Bookmarks created with Iaconagraphy Printables: Winterfell Bookmarks; click to get yours now!

It has been quite some time since I last entered a Simon Says Stamp Monday Challenge, but when this week’s was “Based On A Book”, I knew precisely what I needed to do!  I am so proud of these new printable bookmarks we’re offering. I mean, they’re beautiful “in the raw” (simply printed on a good grade cardstock), but with a little imagination, and a bit of glitter glue, feathers, and other embellishment, they can become something extra-special!

I started with three of my favorite bookmarks from our Winterfell Bookmarks Printable, because of course, I am obsessed with Game of Thrones: A Song of Ice and Fire, and pretty much all things George R.R. Martin.  I printed the PDF on white cardstock, and then backed that with Kraft cardstock (by gluing the two sheets together using Glossy Accents from Ranger), to give them a bit of extra body.  I then cut out all of them, using a Fiskar’s paper cutter.

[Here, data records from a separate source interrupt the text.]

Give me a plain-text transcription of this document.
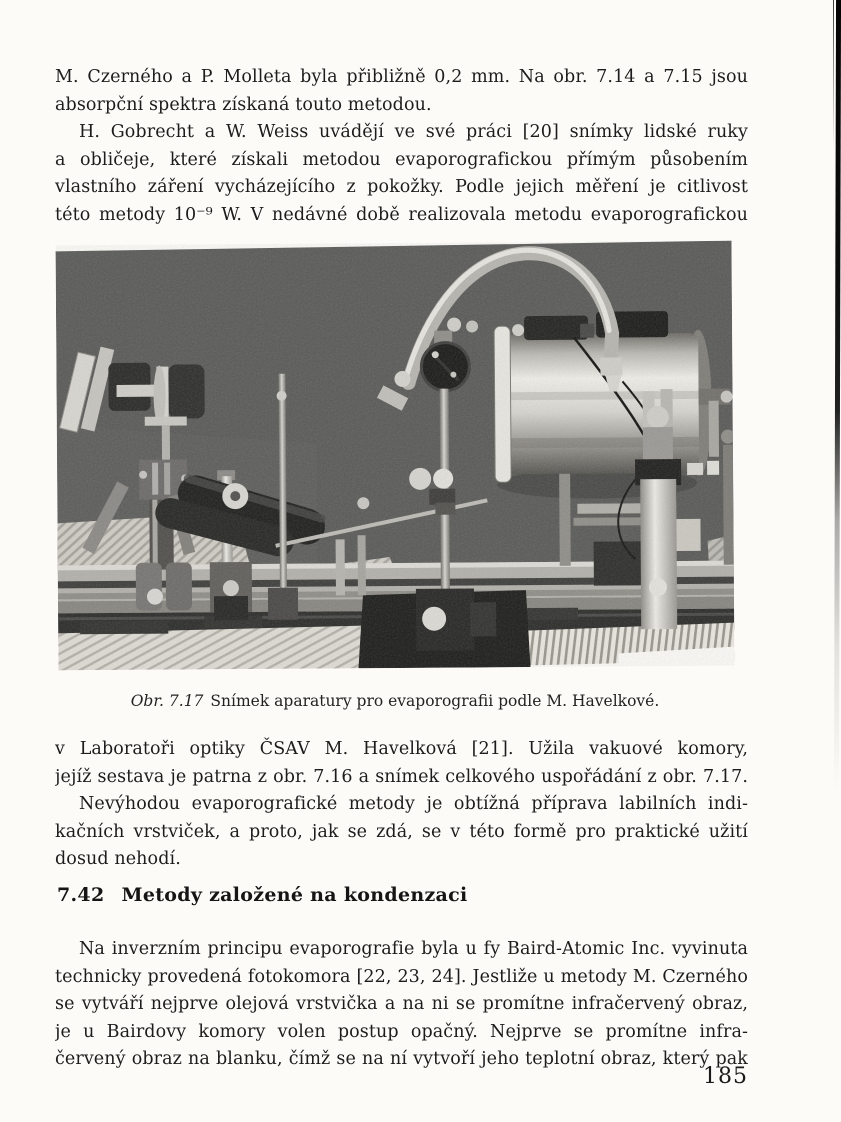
M. Czerného a P. Molleta byla přibližně 0,2 mm. Na obr. 7.14 a 7.15 jsou
absorpční spektra získaná touto metodou.
H. Gobrecht a W. Weiss uvádějí ve své práci [20] snímky lidské ruky
a obličeje, které získali metodou evaporografickou přímým působením
vlastního záření vycházejícího z pokožky. Podle jejich měření je citlivost
této metody 10⁻⁹ W. V nedávné době realizovala metodu evaporografickou
Obr. 7.17 Snímek aparatury pro evaporografii podle M. Havelkové.
v Laboratoři optiky ČSAV M. Havelková [21]. Užila vakuové komory,
jejíž sestava je patrna z obr. 7.16 a snímek celkového uspořádání z obr. 7.17.
Nevýhodou evaporografické metody je obtížná příprava labilních indi-
kačních vrstviček, a proto, jak se zdá, se v této formě pro praktické užití
dosud nehodí.
7.42 Metody založené na kondenzaci
Na inverzním principu evaporografie byla u fy Baird-Atomic Inc. vyvinuta
technicky provedená fotokomora [22, 23, 24]. Jestliže u metody M. Czerného
se vytváří nejprve olejová vrstvička a na ni se promítne infračervený obraz,
je u Bairdovy komory volen postup opačný. Nejprve se promítne infra-
červený obraz na blanku, čímž se na ní vytvoří jeho teplotní obraz, který pak
185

Each bookmark then received it’s own special treatment.  For my “Wolves of Winter” bookmark, I first highlighted the swirling George R.R. Martin quote with opalescent glitter glue. While that was drying, I took a scrap of the doubled cardstock left over from the ends of the bookmarks, Kraft-side up, and created a torn paper effect, which I then offset with my Tim Holtz Tonic Paper Distresser (one of the best craft investments I’ve ever made!).  I took a bit of teal washi tape and centered it in the middle of the torn Kraft, so that it wrapped around, for a cleaner outside edge.  I then decorated that with three “snowball”-like Sugar Dots from Love Nicole.  Finally, I took some craft pheasant feathers that I had on hand, and washi taped them to the other end of the bookmark.

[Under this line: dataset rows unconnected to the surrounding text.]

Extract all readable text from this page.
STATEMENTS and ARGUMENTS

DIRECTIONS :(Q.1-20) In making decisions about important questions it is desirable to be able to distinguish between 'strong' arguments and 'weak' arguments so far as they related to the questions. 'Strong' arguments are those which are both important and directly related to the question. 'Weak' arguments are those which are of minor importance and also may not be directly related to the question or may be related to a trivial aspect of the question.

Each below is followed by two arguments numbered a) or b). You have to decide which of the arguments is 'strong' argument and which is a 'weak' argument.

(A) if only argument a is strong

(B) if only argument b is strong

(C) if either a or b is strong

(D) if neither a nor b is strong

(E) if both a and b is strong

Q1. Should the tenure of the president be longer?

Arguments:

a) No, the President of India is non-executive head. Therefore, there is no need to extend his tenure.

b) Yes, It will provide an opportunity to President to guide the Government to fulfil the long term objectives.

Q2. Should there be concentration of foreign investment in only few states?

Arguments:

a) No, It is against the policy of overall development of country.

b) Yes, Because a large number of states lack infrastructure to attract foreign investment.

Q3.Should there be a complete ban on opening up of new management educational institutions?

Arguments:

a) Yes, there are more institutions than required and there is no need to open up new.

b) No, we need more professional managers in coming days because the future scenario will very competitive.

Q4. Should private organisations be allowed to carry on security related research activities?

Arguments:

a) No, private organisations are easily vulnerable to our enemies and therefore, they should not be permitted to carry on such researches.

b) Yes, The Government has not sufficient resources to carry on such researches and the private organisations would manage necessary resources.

For my “Winter Is Coming” bookmark, I began by highlighting the sword with opalescent glitter glue.  I then edged the bottom and bottom right corner with washi tape that I had on hand.  Finally, I accented the top left corner with more of the craft pheasant feathers, washi taped onto the bookmark.

Two of my very favorite characters from the books and TV show have been Tyrian and Hodor, so of course, I *had* to make a bookmark to celebrate both of them!  I began by distressing the edges with my Tim Holtz Tonic Paper Distresser. Once the edges were as ragged as I wanted them, I used a simple hole punch to punch two holes just below Tyrian’s quote. Using yet more craft pheasant feathers, I created a cluster, which I tied together with jute. I then threaded more jute through the holes in the bookmark, and tied the cluster onto the bookmark. So simple, but such a great effect!

I would like to thank the folks at Simon Says Stamp Monday Challenge for lighting a fire in me, and encouraging me to show off the hybrid crafting possibilities for these PDF Printable Bookmarks!  It was definitely something that I needed to do, and you gave me a fantastic “excuse” to actually buckle down and get it done!